Leading Asian Casino Business Postpones Merger Yet Again
Leading Asian Casino Business Postpones Merger Yet Again – Okada Manila was set to complete a merger with 26 Capital and list on Nasdaq as part of a global expansion strategy.
Top-level management was disrupted, however, as a result of legal disputes with its former CEO.
The company still expects to complete the merger in 2023, announcing big plans for Asia and the rest of the world.
Okada Announces “Last” Delay in Big-Industry Merger
Okada Manila, one of Asia’s largest casino resort operators, has agreed to push back plans for its NASDAQ listing by a year.
The gaming and hospitality giant was expected to begin trading on the New York based stock exchange after a high-profile merger with 26 Capital, a special purpose acquisition company (SPAC) out of Miami, Florida.
The 2.5 billion-dollar deal was announced late last year as Okada continues making long-term plans to tackle online casino competition as one of the industry’s major challenges.
Formally an acquisition by the American SPAC, the merger is held back by years of conflicts between the Board of Directors and the company’s founder and former CEO, Kazuo Okada.
The stage seemed set for the takeover to take effect last September, company sources confirm.
Okada has a healthy business operation in Manila, covering 50 acres of property, with 1,000 table games and nearly 7,000 electronic gaming machines.
The complex also features two luxury hotels with about 1,000 rooms, 50 retail stores, an indoor beach area, a night club and a couple dozen restaurants.
The merger now looks set to be completed by September 2023, gaming experts understand, followed by a much anticipated NASDAQ listing.
The changes to the company structure were announced by a new entity called UE Resorts International (UERI), as Manila is officially known since last December.
The Group is expected to comply with US Securities Act requirements and other global operational standards.
Efforts to optimize top-level governance come within a broader strategy to gain a foothold in more Asian markets and beyond, including the United States.
Okada’s Turbulent Company History
The protracted legal battles between Okada Manila and Japanese billionaire Kazuo Okada have been an issue in the Philippines for at least five years.

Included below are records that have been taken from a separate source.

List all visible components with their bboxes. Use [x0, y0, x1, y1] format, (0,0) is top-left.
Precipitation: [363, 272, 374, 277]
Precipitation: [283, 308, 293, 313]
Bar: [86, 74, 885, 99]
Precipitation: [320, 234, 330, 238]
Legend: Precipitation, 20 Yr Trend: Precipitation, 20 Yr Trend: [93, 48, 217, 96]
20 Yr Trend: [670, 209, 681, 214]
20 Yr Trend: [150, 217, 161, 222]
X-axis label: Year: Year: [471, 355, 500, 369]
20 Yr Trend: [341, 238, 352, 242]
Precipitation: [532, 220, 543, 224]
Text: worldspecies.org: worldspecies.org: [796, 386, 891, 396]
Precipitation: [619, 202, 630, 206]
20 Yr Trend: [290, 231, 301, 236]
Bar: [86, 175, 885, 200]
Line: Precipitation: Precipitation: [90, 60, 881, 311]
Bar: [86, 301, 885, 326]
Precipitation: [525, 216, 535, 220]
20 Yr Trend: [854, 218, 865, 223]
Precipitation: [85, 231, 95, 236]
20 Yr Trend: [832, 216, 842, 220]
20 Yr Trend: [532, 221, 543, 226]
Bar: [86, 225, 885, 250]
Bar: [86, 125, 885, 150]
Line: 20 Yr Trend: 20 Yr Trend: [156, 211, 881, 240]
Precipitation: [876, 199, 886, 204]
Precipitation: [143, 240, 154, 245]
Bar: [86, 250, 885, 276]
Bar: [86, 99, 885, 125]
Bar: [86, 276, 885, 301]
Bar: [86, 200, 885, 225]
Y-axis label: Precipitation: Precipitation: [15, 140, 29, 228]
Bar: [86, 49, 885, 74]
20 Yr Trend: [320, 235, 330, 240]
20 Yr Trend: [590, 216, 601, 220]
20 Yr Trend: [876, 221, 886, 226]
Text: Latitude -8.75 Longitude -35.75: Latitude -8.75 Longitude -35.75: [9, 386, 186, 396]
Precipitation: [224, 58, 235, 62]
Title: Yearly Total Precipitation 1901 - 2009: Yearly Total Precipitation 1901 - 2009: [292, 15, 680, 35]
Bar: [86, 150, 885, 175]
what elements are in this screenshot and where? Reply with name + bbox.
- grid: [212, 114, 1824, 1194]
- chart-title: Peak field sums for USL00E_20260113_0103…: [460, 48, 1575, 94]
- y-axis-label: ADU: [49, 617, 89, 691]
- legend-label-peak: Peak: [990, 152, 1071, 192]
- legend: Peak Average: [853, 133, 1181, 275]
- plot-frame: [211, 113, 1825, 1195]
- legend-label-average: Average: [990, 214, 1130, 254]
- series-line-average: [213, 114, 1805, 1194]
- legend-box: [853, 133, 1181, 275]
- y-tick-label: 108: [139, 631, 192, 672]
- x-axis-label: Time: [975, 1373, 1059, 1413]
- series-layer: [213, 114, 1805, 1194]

The businessman was stripped of all positions within the company after claims he misappropriated some of its funds.
The Supreme Court reinstated him with a back-date order after finding no proof of the alleged wrongdoing.
However, as the enterprise is legally registered in Hong Kong, company lawyers argued that the Philippines Supreme Court should have no say in the matter.
As a result, Okada engaged with local police, court officials and literally took control of company premises in Manila.
The role of the Philippine Amusement and Gaming Corporation (PAGCOR) in these events was fundamental.
Initially, the Gambling Regulator got behind Kazua Okada. Several months later, however, PAGCOR reconsidered the case and withdrew its recognition for the Okada-appointed Board.
Now the saga looks to be in its final stages, with registration papers circulated on behalf of UERI.
As the Group looks toward more and more foreign jurisdictions and markets, courts may still block it locally.
Despite that, HQ management and online operations of the new gaming operator look stable enough to complete the merger by this time next year.